The iconic Bay Bridge light show that went dark in March could return as soon as next fall with fundraising nearly 90% complete. | Source: Rick Friedman/Getty Images

The Bay Bridge light show that went dark in March could return by the fall, organizers said, as they get closer to raising the money needed to restore the iconic light art installation.

Illuminate, the nonprofit that installed and operated The Bay Lights for 10 years, has raised almost 90% of its $11 million fundraising goal, founder Ben Davis told The Standard on Thursday.

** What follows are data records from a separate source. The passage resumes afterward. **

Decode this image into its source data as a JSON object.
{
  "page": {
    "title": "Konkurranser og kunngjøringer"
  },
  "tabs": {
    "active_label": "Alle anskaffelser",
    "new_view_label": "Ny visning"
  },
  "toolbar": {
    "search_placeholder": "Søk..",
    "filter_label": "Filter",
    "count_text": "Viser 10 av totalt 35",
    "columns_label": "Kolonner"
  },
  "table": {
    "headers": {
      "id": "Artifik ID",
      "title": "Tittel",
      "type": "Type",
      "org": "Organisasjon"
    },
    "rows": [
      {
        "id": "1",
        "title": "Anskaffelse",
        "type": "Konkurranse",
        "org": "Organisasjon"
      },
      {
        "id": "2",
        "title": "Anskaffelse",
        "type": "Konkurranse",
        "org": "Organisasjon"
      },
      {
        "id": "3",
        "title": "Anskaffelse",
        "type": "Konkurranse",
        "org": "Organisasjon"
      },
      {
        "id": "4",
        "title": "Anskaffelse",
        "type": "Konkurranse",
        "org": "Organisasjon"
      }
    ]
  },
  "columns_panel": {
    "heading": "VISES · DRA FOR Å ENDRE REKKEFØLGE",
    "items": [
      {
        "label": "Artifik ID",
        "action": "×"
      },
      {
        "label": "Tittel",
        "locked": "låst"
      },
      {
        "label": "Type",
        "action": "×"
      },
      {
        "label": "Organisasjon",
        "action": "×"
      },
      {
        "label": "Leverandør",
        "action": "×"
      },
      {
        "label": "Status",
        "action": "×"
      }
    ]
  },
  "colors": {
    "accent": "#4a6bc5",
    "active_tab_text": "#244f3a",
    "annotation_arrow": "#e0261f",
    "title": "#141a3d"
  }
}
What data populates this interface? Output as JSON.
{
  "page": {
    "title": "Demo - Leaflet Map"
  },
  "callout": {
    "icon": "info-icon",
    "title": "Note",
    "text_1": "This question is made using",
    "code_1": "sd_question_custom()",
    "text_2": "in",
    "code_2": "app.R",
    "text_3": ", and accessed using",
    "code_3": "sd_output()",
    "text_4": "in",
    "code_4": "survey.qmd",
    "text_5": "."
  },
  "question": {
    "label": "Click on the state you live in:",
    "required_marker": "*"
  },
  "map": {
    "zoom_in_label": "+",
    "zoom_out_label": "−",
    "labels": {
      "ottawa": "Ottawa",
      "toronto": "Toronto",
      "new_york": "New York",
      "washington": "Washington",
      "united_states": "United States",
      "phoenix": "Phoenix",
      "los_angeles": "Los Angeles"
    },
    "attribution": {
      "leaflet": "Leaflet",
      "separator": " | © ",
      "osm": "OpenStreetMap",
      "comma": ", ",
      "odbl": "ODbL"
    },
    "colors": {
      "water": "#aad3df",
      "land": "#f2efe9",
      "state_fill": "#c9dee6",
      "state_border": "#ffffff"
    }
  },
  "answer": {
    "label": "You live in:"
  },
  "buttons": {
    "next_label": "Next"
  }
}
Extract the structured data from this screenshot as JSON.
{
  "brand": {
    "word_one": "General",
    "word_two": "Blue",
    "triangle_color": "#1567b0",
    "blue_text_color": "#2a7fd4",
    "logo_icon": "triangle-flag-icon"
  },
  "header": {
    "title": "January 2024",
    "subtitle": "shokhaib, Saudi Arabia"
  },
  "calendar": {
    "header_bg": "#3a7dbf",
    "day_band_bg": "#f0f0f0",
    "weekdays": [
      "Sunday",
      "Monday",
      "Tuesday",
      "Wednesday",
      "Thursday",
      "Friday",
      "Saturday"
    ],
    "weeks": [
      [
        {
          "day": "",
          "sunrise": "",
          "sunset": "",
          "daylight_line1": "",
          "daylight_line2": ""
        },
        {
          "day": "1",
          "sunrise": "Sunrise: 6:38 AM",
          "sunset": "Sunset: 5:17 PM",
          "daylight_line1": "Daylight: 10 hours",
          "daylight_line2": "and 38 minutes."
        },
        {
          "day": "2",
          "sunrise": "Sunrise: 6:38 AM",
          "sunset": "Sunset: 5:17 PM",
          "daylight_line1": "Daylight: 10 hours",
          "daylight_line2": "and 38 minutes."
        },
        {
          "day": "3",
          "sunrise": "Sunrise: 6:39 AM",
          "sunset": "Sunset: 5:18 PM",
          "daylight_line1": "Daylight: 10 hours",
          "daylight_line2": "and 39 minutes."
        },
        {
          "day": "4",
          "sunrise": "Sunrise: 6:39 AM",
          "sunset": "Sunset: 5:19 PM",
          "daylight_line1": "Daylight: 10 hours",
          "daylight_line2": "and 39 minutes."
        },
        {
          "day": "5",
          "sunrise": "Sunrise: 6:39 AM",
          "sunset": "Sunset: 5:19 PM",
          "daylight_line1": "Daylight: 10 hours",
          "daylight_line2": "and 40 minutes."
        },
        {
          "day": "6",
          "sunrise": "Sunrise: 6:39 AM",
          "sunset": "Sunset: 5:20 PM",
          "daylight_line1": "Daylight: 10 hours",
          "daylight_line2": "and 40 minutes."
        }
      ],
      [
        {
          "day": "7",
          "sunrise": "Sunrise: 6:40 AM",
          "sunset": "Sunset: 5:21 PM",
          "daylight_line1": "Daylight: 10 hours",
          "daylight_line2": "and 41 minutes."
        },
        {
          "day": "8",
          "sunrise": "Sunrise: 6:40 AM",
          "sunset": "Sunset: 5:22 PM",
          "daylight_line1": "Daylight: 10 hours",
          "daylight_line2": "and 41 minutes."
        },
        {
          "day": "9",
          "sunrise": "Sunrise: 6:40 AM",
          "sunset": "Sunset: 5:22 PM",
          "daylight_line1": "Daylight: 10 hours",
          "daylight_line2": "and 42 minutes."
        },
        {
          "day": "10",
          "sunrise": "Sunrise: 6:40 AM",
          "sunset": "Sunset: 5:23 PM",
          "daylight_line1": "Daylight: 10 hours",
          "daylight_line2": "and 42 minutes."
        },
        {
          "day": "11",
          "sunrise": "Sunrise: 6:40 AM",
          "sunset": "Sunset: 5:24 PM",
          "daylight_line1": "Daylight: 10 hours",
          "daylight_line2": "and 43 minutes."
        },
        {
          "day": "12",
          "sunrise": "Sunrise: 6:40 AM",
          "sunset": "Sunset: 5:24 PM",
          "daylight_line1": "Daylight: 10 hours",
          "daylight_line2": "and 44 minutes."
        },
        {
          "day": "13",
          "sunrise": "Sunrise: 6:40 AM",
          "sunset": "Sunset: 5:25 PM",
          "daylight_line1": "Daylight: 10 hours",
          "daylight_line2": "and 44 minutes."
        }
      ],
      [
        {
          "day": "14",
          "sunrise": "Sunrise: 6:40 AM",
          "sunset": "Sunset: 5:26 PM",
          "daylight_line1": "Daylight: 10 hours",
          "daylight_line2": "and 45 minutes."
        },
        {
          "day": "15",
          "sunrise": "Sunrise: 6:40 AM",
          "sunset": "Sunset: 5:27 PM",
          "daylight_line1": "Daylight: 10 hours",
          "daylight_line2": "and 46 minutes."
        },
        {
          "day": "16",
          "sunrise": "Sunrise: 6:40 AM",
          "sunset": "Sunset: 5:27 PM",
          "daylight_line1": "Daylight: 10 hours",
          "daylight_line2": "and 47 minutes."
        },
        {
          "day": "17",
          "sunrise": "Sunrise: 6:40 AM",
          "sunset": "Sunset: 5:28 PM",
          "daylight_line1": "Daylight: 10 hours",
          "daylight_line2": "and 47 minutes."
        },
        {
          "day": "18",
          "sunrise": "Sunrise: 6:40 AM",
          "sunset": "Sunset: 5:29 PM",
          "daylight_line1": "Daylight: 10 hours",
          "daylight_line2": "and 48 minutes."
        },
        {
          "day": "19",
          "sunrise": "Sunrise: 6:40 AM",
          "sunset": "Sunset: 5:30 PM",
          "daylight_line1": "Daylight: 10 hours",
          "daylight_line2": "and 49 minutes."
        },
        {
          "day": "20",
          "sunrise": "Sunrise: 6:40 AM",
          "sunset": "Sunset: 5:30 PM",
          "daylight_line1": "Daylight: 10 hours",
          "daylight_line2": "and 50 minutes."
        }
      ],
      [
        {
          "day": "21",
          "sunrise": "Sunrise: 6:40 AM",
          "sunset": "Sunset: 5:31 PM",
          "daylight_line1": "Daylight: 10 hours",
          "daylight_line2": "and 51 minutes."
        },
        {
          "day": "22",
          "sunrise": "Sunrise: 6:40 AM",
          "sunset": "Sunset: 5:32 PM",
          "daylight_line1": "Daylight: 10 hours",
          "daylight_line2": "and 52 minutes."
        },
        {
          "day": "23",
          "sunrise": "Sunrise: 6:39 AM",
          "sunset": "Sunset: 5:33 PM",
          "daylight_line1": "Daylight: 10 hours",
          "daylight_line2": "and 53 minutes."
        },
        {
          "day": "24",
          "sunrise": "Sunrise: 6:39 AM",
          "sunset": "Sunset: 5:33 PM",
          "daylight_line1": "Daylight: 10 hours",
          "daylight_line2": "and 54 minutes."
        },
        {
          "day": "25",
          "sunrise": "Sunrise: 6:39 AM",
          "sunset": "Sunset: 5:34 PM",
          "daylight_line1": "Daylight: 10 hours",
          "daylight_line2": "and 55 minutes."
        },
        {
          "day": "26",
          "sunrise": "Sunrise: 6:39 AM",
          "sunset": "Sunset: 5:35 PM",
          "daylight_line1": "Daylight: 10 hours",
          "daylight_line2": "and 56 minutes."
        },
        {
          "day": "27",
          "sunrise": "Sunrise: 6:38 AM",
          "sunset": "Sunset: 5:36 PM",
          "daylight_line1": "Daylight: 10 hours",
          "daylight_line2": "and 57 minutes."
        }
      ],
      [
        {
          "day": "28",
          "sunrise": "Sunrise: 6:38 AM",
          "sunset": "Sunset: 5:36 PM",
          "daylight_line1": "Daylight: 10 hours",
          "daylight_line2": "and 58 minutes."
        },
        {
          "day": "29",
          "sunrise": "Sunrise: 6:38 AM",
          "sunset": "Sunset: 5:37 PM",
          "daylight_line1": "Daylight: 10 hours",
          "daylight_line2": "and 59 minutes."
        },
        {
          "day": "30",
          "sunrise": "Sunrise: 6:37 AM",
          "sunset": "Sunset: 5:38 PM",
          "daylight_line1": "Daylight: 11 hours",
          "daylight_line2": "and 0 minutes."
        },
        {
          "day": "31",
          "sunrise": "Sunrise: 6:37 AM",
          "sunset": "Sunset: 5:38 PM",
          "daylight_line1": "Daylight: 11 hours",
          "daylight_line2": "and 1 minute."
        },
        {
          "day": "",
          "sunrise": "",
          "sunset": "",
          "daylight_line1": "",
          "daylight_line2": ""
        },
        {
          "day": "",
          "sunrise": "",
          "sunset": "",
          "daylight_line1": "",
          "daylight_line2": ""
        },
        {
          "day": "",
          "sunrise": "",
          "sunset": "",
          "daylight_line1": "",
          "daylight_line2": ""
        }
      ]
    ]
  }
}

The money is being raised through a $1 million crowdsourced fundraiser and by soliciting $10 million in private donations. Some of the project's biggest donors include WordPress founder Matt Mullenweg, WhatsApp founder Jan Koum and Parnassus Investments founder Jerry Dodson, who have each pledged $1 million, Davis said.

RELATED: Pulling the Plug on the Bay Bridge’s Light Installation

Now, all but roughly $1.5 million has been raised to restore the project, with the crowdsourced fundraiser over halfway toward its $1 million goal. Davis said he expects the lights to return to the bridge within eight to 10 months if the rest of the funding comes in.

"We're eager to bring this back," he said.

Illuminate, which also shined lasers over San Francisco during APEC, pulled the plug on the light show after the harsh conditions near the bridge—including fog, salty air and even lightning strikes—damaged the 25,000 LEDs to the point they were too costly to repair. When the 1.8-mile light show returns, the nonprofit plans to double the LED count to 50,000, making it visible to more of the Bay Area, including the Bayview neighborhood, Treasure Island and Yerba Buena Island.

"It's not to make it brighter but to make it more accessible," Davis said.

Davis said artist Leo Villareal, who designed the original Bay Lights display, is returning to design the new light show. Davis expects it will be similar to the one that was turned off in March, using all white lights to form randomized designs.